NAME
Music::Intervals::Numeric - Mathematical breakdown of musical intervals
VERSION
version 0.0502
SYNOPSIS
use Music::Intervals::Numeric;
$m = Music::Intervals::Numeric->new(
notes => [qw( 1/1 5/4 3/2 15/8 )],
size => 3,
freq => 1,
interval => 1,
cent => 1,
prime => 1,
);
$m->process;
# Then print Dumper any of:
$m->frequencies;
$m->intervals;
$m->cent_vals;
$m->prime_factor;
# Show all the known intervals (the "notes" attribute above):
perl -MData::Dumper -MMusic::Intervals::Ratio -e'print Dumper $Music::Intervals::Ratio::ratio'
DESCRIPTION
A Music::Intervals
object shows the mathematical break-down of musical intervals and chords.

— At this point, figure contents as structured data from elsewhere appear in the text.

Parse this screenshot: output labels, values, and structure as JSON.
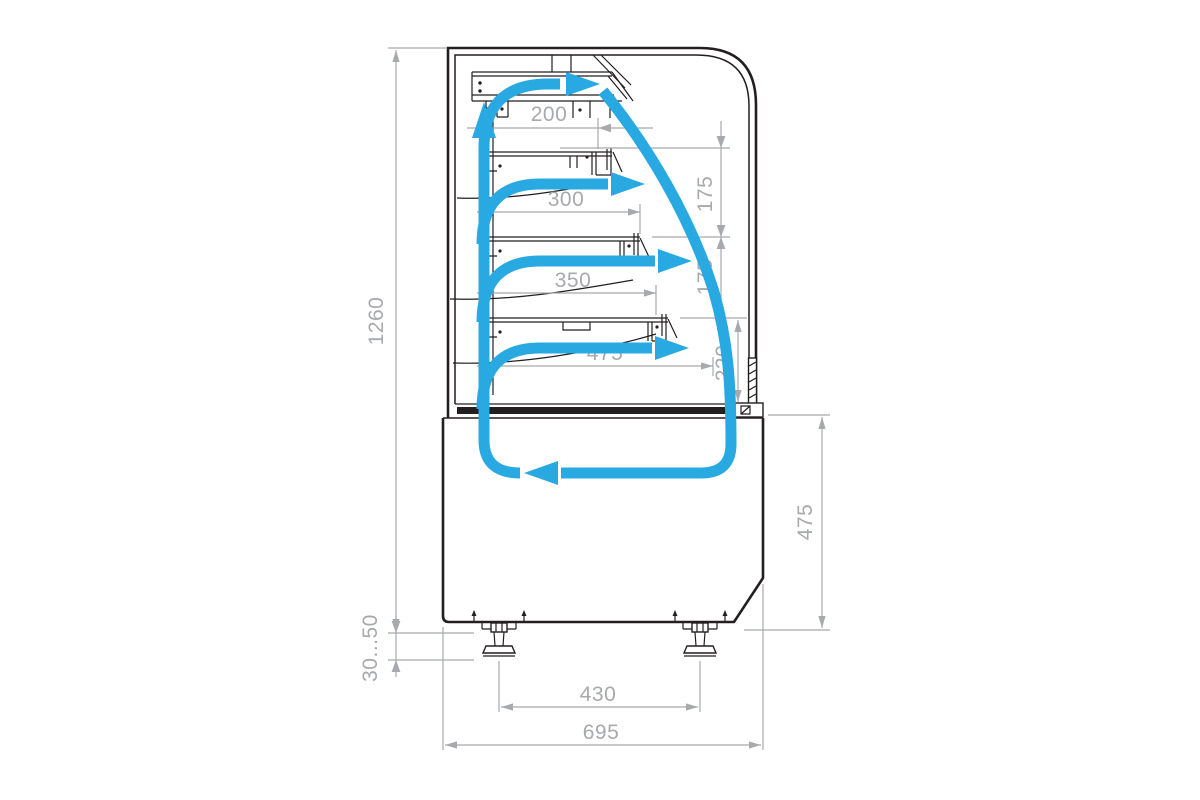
{
  "drawing": {
    "type": "refrigerated-display-case-side-section",
    "units": "mm"
  },
  "colors": {
    "ink": "#231f20",
    "dim": "#a7a9ac",
    "flow": "#29a9e1",
    "paper": "#ffffff"
  },
  "dimensions": {
    "total_height": "1260",
    "leg_adjustment": "30...50",
    "overall_depth": "695",
    "leg_spacing": "430",
    "base_height": "475",
    "shelf1_depth": "200",
    "shelf2_depth": "300",
    "shelf3_depth": "350",
    "deck_depth": "475",
    "gap_shelf1_shelf2": "175",
    "gap_shelf2_shelf3": "175",
    "gap_shelf3_deck": "220"
  }
}
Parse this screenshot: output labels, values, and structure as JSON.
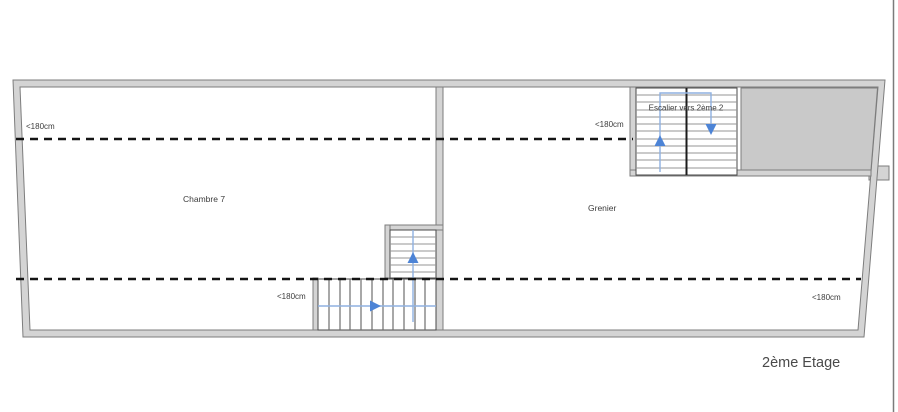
{
  "plan": {
    "floor_title": "2ème Etage",
    "rooms": [
      {
        "name": "Chambre 7"
      },
      {
        "name": "Grenier"
      }
    ],
    "stair_label": "Escalier vers 2ème 2",
    "annotations": [
      "<180cm",
      "<180cm",
      "<180cm",
      "<180cm"
    ]
  },
  "colors": {
    "wall-fill": "#d4d4d4",
    "wall-outline": "#7d7d7d",
    "stair-border": "#4a4a4a",
    "tread-line": "#949494",
    "dashed-line": "#141414",
    "guide-blue": "#8fb1e0",
    "arrow-blue": "#4d84d6",
    "zone-fill": "#c9c9c9",
    "text-color": "#3c3c3c"
  }
}
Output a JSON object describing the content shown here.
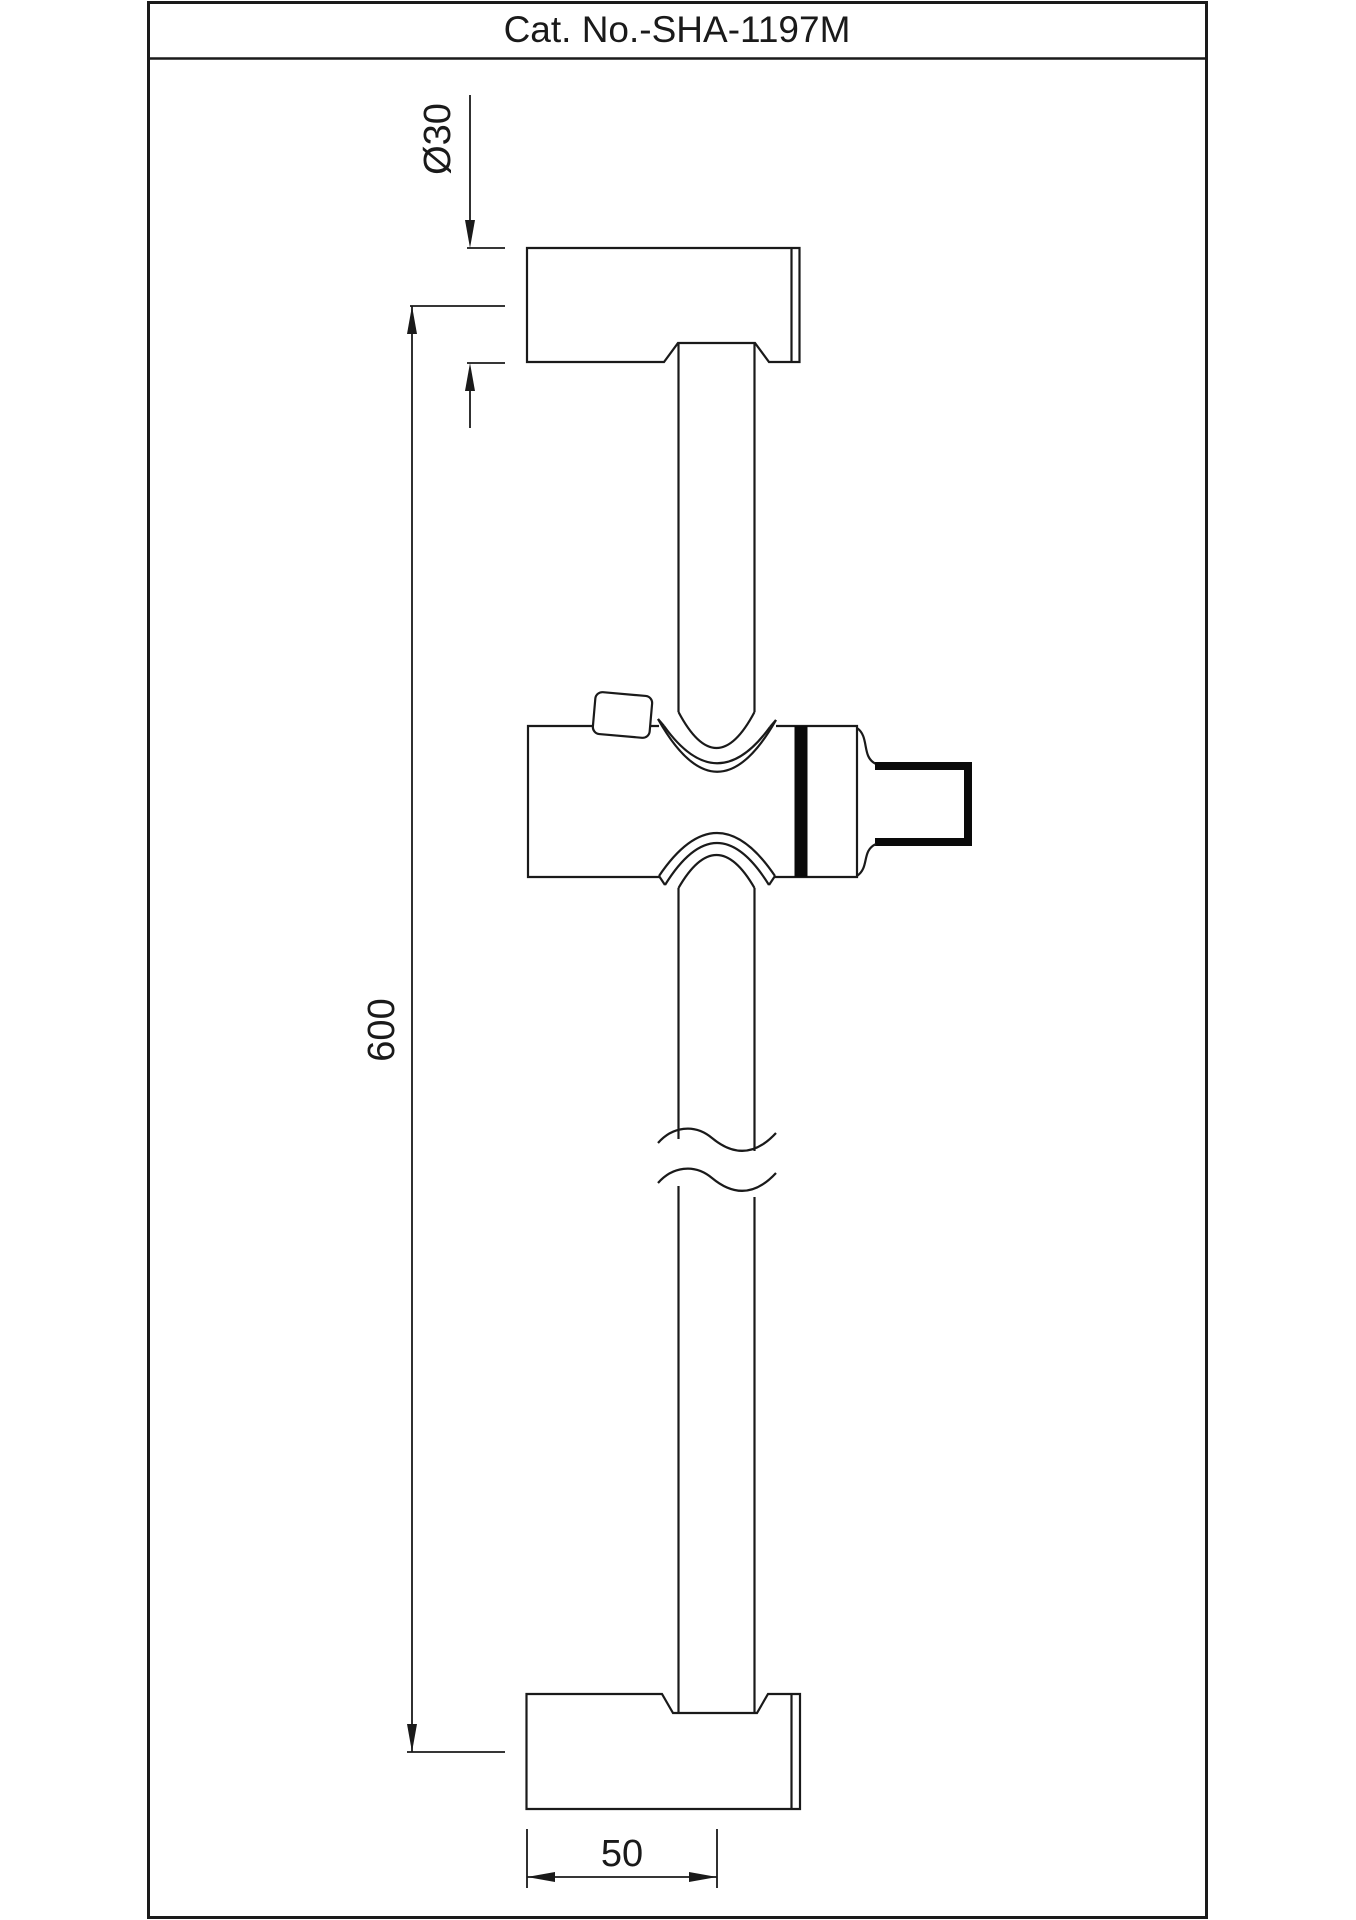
{
  "title_block": {
    "catalog_number": "Cat. No.-SHA-1197M"
  },
  "dimensions": {
    "bracket_diameter": "Ø30",
    "bar_length_center_to_center": "600",
    "wall_to_bar_center": "50"
  },
  "colors": {
    "line": "#1a1a1a",
    "background": "#ffffff",
    "accent_fill": "#0a0a0a"
  }
}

This module reveals the "guts" of chords within a given tonality. By guts I mean, the measurements of the notes and the intervals between them, in just intonation.
METHODS
new()
$x = Music::Intervals->new(%arguments);
Attributes and defaults
- cent: 0 - divisions of the octave
- freq: 0 - frequencies
- interval: 0 - note intervals
- prime: 0 - prime factorization
- size: 3 - chord size
- semitones: 12 - number of notes in the scale
- temper: semitones * 100 / log(2) - physical distance between notes
- notes: [ 1/1 5/4 3/2 ] - C E G - actual notes to use in the computation
-
The list of notes may be any of the keys in the Music::Intervals::Ratio
ratio
hashref. This is very very long and contains useful intervals such as those of the common scale and even the Pythagorean intervals, too.
SEE ALSO
For the time being, you will need to look at the source of Music::Intervals::Ratio
for the note and interval names.
https://github.com/ology/Music/blob/master/intervals
http://en.wikipedia.org/wiki/List_of_musical_intervals
http://en.wikipedia.org/wiki/Equal_temperament
http://en.wikipedia.org/wiki/Just_intonation
AUTHOR
Gene Boggs <gene@cpan.org>
COPYRIGHT AND LICENSE
This software is copyright (c) 2014 by Gene Boggs.
This is free software; you can redistribute it and/or modify it under the same terms as the Perl 5 programming language system itself.